Of a total 1157 samples studied, 233 were PCR positive (161 urine, 72 serum), indicating active infection by some herpesvirus in 20.1% of samples, representing 20% of patients (228/1140). General positivity in MLS patient samples was 19.1%, slightly higher in children (20.9%) compared to adults, independent of adult HIV status (16.9% in immunocompetent and 17.7% in HIV-positive adults) (Table 2). Samples from FS patients were more likely to be positive for some herpesvirus than were samples from MLS patients (21.0%, 132/628 vs 19.1%, 101/529) (Tables 2 and 3).
CMV was the most frequently detected herpesvirus (62.2%, 145/233) (Table 4) in samples of patients with active infections causing MLS (60.4%, 61/101) and FS (63.6%, 84/132) in all groups studied (Tables 2 and 3), as well as in both children and adults (69.2%, 81/117 positive PCR in children and 55.2%, 64/116 in adults) (Table 4).
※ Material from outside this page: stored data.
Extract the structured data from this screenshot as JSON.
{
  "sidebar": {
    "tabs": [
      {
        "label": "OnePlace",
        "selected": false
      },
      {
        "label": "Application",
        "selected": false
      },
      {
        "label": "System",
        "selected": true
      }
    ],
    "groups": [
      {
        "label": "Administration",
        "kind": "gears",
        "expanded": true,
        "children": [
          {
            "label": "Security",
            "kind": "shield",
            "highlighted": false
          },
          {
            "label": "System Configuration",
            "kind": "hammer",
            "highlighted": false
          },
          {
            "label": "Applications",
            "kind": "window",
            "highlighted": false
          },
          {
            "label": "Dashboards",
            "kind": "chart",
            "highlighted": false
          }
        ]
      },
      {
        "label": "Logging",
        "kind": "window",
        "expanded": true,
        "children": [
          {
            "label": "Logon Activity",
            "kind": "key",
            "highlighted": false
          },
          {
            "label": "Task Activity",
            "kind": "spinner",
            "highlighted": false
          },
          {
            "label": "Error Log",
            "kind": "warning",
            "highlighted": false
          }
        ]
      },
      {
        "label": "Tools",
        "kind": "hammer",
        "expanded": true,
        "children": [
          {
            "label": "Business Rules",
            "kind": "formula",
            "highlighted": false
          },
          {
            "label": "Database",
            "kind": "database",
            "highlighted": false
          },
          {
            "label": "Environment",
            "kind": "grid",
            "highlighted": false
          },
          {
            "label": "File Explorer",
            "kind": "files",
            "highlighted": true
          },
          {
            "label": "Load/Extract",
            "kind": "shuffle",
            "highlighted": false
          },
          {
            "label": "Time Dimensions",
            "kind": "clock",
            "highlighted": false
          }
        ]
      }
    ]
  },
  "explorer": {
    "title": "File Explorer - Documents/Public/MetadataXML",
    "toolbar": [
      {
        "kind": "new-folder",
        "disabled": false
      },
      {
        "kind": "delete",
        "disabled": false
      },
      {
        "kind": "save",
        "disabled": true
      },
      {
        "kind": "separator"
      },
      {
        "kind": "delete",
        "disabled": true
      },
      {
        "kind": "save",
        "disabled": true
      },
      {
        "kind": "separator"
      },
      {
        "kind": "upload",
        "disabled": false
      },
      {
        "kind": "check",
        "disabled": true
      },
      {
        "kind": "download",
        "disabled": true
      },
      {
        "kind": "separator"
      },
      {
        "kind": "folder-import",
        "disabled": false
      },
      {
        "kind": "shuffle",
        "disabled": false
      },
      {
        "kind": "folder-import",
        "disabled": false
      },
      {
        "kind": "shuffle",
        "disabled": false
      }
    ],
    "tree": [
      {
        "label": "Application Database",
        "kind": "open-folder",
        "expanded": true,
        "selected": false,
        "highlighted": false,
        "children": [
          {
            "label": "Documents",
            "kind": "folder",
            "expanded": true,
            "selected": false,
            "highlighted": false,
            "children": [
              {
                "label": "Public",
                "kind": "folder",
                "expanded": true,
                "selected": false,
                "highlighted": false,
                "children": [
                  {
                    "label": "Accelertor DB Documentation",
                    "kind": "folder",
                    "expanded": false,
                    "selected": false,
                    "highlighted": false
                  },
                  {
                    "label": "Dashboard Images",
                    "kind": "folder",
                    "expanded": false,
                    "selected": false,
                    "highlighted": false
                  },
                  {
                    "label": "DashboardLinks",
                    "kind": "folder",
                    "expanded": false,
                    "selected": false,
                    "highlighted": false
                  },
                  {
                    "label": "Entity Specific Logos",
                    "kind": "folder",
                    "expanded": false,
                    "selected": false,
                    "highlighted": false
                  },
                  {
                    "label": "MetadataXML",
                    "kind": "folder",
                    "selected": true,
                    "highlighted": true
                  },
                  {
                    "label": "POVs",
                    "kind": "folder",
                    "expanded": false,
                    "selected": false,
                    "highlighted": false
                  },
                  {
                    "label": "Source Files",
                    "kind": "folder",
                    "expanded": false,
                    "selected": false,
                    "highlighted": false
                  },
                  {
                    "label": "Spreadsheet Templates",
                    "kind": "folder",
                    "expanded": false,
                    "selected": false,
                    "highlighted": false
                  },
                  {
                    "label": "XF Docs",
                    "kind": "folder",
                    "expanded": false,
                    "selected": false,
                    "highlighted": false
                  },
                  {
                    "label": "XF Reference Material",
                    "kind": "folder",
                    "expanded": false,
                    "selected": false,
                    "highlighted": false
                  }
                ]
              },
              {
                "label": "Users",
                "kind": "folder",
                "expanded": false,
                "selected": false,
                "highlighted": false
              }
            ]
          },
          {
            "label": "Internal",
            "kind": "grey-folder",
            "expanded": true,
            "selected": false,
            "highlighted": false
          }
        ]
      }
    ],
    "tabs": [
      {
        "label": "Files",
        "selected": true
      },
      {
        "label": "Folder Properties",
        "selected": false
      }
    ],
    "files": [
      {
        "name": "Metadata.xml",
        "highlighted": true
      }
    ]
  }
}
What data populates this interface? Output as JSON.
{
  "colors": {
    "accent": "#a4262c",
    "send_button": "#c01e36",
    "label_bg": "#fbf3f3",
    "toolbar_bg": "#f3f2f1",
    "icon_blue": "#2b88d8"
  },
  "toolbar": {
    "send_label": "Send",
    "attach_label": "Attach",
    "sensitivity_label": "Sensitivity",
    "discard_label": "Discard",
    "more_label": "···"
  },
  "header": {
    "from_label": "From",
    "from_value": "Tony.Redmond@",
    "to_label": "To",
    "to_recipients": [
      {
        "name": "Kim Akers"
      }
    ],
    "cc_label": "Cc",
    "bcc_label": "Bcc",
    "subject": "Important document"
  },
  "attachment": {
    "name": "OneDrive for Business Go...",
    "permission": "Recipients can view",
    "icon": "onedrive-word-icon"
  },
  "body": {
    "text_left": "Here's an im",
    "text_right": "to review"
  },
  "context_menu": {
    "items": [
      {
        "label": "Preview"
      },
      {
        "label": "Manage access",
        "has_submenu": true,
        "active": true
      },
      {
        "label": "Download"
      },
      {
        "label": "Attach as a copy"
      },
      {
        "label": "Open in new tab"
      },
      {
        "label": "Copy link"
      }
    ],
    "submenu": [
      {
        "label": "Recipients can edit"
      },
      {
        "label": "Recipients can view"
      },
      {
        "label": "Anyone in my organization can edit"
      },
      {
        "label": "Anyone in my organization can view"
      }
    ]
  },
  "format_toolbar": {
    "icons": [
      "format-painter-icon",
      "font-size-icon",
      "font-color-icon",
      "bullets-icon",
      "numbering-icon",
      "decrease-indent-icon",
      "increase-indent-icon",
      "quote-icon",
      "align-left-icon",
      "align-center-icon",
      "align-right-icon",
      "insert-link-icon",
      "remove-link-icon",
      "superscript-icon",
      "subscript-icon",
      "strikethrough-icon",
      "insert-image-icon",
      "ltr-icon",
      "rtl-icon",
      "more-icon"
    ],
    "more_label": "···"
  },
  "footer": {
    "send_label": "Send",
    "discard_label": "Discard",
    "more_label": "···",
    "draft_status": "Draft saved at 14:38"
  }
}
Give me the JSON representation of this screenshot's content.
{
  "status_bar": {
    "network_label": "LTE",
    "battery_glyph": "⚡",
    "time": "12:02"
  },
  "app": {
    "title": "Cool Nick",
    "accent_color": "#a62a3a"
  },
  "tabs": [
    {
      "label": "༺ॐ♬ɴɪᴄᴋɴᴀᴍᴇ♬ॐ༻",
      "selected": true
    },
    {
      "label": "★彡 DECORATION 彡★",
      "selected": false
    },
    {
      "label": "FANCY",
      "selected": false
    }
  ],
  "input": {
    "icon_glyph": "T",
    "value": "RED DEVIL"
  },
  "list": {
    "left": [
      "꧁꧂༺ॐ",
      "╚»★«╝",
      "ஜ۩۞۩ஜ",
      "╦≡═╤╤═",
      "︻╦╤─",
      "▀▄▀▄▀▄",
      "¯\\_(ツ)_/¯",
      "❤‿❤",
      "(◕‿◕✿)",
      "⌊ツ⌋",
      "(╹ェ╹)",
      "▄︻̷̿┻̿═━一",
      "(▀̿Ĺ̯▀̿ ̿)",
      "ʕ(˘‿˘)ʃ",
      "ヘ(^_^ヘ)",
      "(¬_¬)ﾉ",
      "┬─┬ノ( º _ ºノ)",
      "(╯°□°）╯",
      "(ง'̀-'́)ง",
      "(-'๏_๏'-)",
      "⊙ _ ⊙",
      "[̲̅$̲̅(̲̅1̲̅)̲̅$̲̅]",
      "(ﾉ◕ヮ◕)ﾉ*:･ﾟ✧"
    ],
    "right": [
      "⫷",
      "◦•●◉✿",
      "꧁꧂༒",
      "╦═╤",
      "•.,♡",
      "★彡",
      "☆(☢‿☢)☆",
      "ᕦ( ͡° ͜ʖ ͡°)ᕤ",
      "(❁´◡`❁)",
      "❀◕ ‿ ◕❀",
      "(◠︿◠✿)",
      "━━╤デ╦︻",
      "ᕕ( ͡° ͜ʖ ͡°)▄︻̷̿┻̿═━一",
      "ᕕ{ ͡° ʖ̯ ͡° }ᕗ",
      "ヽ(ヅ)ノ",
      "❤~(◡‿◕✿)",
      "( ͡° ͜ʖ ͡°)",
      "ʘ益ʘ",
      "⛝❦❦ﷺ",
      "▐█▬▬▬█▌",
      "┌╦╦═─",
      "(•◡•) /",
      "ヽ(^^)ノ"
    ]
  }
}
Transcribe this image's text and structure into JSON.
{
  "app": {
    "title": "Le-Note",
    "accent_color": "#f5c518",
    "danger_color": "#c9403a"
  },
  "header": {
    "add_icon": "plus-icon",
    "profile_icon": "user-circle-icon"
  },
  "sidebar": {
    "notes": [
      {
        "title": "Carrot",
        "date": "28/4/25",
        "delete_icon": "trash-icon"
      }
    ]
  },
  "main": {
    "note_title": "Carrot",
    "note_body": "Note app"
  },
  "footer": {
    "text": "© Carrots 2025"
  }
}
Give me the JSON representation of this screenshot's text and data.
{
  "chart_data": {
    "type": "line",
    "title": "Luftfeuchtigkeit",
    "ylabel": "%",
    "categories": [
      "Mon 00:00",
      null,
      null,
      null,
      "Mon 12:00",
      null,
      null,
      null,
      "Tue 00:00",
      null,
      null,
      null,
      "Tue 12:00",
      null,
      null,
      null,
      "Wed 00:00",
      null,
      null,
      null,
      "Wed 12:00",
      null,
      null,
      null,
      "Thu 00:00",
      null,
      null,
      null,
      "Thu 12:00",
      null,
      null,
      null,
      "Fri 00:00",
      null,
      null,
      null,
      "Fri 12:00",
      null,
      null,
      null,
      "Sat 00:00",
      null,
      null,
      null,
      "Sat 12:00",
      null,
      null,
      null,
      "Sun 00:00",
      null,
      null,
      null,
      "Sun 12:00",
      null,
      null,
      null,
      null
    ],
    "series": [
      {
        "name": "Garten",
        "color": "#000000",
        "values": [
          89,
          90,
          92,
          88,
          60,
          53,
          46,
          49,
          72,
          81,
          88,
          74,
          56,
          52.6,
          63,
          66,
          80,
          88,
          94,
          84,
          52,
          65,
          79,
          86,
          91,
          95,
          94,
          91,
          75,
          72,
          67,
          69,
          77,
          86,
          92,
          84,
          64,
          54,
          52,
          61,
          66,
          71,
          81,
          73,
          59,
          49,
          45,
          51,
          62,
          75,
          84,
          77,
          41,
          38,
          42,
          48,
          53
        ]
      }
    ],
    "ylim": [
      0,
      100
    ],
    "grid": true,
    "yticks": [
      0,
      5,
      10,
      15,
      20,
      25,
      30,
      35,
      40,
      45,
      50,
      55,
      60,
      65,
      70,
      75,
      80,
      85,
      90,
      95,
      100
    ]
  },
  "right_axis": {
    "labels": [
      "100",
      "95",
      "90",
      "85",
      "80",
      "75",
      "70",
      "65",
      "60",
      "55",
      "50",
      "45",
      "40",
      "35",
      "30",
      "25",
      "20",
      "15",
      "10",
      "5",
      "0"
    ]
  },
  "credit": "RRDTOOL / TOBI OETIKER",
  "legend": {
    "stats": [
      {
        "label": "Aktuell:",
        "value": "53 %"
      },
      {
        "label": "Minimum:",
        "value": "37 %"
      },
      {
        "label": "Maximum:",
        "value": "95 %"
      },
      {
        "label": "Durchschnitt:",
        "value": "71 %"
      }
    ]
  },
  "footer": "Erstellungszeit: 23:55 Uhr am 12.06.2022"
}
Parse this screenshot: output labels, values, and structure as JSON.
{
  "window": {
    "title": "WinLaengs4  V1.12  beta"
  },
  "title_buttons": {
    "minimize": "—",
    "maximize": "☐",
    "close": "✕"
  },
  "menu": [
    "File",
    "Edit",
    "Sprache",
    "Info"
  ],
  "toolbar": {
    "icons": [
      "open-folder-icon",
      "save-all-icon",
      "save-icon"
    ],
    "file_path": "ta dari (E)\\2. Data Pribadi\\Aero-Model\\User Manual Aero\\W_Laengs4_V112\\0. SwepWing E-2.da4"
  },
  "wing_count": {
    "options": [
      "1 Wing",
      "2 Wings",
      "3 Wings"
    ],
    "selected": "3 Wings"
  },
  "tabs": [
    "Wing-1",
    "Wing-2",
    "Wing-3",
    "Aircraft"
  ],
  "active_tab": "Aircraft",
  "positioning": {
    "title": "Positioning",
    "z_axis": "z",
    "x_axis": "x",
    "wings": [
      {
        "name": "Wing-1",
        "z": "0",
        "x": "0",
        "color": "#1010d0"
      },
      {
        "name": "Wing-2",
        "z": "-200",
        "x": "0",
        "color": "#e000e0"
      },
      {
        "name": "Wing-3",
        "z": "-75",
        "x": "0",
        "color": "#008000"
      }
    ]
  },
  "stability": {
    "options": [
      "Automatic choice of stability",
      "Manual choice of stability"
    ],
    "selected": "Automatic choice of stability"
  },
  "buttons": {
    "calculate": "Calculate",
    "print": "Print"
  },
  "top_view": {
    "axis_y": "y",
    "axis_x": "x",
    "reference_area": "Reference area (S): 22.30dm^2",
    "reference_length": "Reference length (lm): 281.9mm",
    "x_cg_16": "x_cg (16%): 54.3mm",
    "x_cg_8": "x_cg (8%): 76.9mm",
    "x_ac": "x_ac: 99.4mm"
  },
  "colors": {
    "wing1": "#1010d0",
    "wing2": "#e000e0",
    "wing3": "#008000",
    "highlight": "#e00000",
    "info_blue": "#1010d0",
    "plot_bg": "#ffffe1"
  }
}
Detection of CMV genome (active infection) was significantly higher in children's samples than in those of adults (Table 5).
EBV was the second most frequently PCR-detected virus, followed by HSV, HHV6 and VZV, with similar frequencies for both syndromes (Table 4).
Generally, samples from immunocompromised FS patients were associated with detection of herpesvirus genomes: 32.5% (49/151) of samples studied in children and 18.6% (61/328) in adults, compared to 15.4% (16/104) in immunocompetent children and 13.3% (6/45) in immunocompetent adults (Tables 3 and 5). Samples from immunocompromised children were more likely to be CMV-positive than those of immunocompromised adults (Table 5).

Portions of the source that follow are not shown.